TOKYO (Kyodo) — Japan’s top court recently finalized lower court rulings ordering the central government to pay damages to the bereaved family of a 43-year-old Cameroonian man who died in 2014 while in detention at an immigration control facility near Tokyo.

But the decision dated Wednesday by the Supreme Court did not accept that the actions of staff at the Higashi-Nihon Immigration Center in Ushiku, Ibaraki Prefecture, who failed to send the man to a medical institution despite his claims of ill health, caused his death.

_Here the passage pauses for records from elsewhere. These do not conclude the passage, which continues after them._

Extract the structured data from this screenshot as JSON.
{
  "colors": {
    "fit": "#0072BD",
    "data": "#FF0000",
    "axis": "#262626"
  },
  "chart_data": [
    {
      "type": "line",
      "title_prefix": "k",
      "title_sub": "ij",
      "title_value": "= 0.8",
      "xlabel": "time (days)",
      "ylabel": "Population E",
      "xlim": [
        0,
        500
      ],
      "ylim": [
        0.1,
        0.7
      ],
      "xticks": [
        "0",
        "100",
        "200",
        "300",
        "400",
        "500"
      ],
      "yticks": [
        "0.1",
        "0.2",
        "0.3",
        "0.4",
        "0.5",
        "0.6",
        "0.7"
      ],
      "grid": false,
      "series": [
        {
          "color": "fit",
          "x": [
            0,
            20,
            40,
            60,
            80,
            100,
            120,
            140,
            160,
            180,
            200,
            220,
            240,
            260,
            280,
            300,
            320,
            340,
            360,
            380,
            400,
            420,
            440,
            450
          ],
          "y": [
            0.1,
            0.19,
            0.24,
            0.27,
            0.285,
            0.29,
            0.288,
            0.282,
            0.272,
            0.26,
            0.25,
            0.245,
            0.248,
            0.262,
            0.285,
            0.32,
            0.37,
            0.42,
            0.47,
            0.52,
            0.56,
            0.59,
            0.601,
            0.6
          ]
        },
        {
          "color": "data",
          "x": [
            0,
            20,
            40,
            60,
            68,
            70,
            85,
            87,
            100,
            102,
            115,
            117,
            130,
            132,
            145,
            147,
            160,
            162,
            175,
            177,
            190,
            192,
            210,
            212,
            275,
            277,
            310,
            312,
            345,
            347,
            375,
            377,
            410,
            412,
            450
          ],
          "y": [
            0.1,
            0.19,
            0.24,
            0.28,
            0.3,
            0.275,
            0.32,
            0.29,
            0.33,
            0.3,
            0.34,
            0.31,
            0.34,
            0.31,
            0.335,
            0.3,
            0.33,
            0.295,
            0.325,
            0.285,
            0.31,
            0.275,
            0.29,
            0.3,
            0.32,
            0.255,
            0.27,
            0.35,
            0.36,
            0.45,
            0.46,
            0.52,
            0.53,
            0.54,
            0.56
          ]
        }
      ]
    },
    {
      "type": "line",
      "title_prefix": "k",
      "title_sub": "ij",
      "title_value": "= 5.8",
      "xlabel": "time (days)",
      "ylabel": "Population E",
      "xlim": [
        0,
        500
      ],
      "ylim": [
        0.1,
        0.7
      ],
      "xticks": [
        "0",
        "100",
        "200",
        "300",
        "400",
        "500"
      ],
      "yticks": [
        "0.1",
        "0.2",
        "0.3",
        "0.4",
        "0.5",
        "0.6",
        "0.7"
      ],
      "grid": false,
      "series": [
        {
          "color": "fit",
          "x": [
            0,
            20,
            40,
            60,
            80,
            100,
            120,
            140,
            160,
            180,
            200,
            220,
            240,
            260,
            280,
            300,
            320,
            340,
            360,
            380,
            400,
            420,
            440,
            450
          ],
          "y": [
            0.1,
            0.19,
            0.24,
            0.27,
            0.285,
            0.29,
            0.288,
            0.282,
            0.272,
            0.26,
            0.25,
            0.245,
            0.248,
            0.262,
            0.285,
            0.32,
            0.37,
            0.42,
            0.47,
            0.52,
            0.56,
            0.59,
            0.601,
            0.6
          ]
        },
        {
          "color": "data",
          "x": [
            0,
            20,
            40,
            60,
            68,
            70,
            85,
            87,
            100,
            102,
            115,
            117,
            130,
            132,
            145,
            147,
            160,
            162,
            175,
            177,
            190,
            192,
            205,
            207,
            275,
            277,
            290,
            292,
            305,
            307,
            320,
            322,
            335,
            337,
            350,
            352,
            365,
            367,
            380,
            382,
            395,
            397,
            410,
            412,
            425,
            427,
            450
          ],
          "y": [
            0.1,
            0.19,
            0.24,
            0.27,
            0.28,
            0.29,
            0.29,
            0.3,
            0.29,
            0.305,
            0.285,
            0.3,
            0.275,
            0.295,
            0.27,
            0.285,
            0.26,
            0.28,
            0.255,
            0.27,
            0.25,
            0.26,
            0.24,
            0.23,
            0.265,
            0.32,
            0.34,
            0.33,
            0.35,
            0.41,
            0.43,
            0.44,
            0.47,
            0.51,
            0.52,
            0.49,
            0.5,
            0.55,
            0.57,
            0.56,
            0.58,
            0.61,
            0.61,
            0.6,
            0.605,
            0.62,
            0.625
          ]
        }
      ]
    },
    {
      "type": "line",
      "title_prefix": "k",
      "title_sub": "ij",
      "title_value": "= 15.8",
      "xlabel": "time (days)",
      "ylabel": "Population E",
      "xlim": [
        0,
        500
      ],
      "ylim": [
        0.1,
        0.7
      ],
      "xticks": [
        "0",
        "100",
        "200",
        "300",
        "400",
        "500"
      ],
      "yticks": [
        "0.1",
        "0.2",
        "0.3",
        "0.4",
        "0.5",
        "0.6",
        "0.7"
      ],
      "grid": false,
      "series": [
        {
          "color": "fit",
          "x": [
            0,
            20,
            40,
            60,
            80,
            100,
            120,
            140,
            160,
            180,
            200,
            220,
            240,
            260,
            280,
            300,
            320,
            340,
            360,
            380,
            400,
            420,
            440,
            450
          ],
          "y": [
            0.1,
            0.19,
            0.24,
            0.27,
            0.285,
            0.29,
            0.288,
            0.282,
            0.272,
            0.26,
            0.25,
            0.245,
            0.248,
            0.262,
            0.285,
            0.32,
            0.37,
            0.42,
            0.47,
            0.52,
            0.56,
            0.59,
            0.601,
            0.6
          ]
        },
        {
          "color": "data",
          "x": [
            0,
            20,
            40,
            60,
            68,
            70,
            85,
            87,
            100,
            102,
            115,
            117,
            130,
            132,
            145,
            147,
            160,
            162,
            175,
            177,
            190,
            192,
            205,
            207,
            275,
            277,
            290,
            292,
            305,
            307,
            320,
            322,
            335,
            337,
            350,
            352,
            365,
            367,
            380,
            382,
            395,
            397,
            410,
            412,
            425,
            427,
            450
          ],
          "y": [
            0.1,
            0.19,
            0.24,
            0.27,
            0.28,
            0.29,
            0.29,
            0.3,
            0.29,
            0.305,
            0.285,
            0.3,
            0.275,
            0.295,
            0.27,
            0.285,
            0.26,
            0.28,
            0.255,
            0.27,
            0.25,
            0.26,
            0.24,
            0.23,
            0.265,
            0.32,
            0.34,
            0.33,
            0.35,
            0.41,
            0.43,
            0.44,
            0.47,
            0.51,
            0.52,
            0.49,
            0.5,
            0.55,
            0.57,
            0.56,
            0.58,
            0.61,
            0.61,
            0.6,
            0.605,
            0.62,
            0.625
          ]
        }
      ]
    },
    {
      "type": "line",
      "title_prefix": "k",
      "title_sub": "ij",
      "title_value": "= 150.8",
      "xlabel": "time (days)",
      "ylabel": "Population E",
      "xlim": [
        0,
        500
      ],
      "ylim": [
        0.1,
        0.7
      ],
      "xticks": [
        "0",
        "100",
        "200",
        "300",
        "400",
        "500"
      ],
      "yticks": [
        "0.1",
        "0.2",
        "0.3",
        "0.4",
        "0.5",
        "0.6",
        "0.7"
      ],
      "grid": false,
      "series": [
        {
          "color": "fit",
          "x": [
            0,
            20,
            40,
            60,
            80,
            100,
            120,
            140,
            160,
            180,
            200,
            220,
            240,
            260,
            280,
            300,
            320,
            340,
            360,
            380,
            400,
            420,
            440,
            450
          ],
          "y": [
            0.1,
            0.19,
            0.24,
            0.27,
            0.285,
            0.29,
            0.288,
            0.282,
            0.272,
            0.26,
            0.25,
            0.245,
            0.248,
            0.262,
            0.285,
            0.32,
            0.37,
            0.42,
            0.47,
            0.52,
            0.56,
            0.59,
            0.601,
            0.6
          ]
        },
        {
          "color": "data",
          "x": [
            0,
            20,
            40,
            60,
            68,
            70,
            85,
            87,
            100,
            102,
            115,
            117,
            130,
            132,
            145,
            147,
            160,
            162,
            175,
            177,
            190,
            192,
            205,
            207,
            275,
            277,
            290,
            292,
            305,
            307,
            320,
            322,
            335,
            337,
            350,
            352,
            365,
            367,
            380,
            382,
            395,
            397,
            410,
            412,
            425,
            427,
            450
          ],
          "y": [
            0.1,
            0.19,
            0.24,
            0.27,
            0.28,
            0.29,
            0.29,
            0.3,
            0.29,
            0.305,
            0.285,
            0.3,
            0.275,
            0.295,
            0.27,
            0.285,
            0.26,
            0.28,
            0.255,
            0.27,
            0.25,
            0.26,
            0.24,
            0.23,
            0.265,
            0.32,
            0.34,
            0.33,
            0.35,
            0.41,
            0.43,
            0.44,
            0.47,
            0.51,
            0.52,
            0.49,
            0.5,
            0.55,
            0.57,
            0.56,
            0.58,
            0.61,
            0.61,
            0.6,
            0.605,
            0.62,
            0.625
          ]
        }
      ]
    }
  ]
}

In 2022, the Mito District Court recognized that the immigration bureau had neglected its duty and ordered the government to pay 1.65 million yen ($11,000), but it did not acknowledge a causal link between the government’s fault and the man’s death. The Tokyo High Court upheld the ruling in 2024.

The team representing the man’s mother had appealed the previous rulings, arguing against the failure to accept the link while claiming that the low compensation, seemingly influenced by discrimination based on nationality, was unjust.

According to the ruling, the man was detained at the center in 2013. Suffering from health issues including diabetes, he claimed in 2014 that he was dying and was found without vital signs the following day. He was later confirmed dead at a hospital.